# whatzitfit?



## Bobc5269 (Feb 10, 2011)

hey y'all 
my Bro-in-law is going thru his deceased Dad's safe and they're divvying up some stuff. He found a Browning shotgun barrel. Can you help me identify what it fits and relative value? good blueing, etc. Here's what he told me he found on it: Belgium/ */ 12-75/1KG/48.4/ special steel 3"/VL94984/12 guage. 

he also ended up with a Beretta automatic shotgum model "M"/A303-cal20/N08565E/20g./3" mag/28" vent rib/......probably 90% condition, Any ball park what it's worth??

Thanks................. Bob


----------



## MrFish (Aug 21, 2009)

The Beretta A-303 is worth anywhere between $400-600. They weren't the best autoloaders made by Beretta. Not sure about the Browning barrel


----------



## hogdogs (Apr 19, 2010)

I took the liberty of rip/pasting this to "The Firing Line"...
http://thefiringline.com/forums/showthread.php?t=456986
And got this...


> *It appears that the barrel is:*
> for an A-5 12gaMAG, noted as 3" chamber [ 12-75, the 75 is the metric chamber length, full choke [single "*"], the rest is the proof loads, the "VL number MAYBE a reciever SN if it was issued as a two=barrel set., [unsure on this]
> 
> This will not fit the Standard A-5 as the mag ring on barrel is farther forward compared to a standard A-5 barrel.
> ...


And I got a PM asking if the barrel has a price...

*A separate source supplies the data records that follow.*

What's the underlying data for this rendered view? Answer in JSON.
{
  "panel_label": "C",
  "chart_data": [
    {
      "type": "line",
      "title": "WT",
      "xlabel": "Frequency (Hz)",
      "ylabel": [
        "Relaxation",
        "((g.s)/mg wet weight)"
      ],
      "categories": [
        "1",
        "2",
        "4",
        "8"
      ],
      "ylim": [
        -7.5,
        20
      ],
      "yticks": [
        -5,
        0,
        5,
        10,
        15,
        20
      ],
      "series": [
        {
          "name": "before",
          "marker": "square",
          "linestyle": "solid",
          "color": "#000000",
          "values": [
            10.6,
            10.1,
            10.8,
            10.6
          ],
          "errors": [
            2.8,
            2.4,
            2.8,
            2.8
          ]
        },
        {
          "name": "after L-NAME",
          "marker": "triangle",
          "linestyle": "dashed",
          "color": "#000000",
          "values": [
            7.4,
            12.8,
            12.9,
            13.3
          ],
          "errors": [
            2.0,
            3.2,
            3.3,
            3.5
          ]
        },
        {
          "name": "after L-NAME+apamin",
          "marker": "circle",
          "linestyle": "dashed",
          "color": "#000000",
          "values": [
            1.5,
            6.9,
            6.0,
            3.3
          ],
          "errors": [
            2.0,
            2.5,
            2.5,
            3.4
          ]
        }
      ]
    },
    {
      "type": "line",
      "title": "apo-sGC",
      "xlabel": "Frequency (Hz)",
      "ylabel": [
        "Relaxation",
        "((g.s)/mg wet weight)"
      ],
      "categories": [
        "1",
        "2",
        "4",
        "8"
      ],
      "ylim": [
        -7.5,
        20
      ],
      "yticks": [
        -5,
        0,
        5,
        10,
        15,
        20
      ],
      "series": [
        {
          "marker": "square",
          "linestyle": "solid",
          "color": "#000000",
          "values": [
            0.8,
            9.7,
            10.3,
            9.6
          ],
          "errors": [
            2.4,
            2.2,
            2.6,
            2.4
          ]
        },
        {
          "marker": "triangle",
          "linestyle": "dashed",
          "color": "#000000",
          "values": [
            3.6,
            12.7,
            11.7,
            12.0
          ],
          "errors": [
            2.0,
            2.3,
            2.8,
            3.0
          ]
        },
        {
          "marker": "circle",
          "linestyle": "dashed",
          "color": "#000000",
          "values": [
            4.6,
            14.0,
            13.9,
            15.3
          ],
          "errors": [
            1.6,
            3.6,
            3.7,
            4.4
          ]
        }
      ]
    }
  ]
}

Hope either helps you out...
Brent


----------



## Bobc5269 (Feb 10, 2011)

*thanks*

That does help and I'll see if my B-I-Law wants to sell it. He doesn't have the receiver for it anyway. I do, but mine is good. What would be a fair price???


----------



## hogdogs (Apr 19, 2010)

No idea... but new barrels for many gun makes and models cost more thang a whole dang Mossberg 500 which is why I like Mossberg 500's...

Brent


----------



## tonyd (Jun 6, 2011)

but you get what you pay for


----------



## hogdogs (Apr 19, 2010)

They suit me substantially more than i need. I know "better" guns are better guns. To me a "fine gentleman's arm" would be a field grade walnut Mossberg 930:yes:. 
I didn't mean anything by it except I know that most barrels ain't $90-120 like a mossberg.

Brent


----------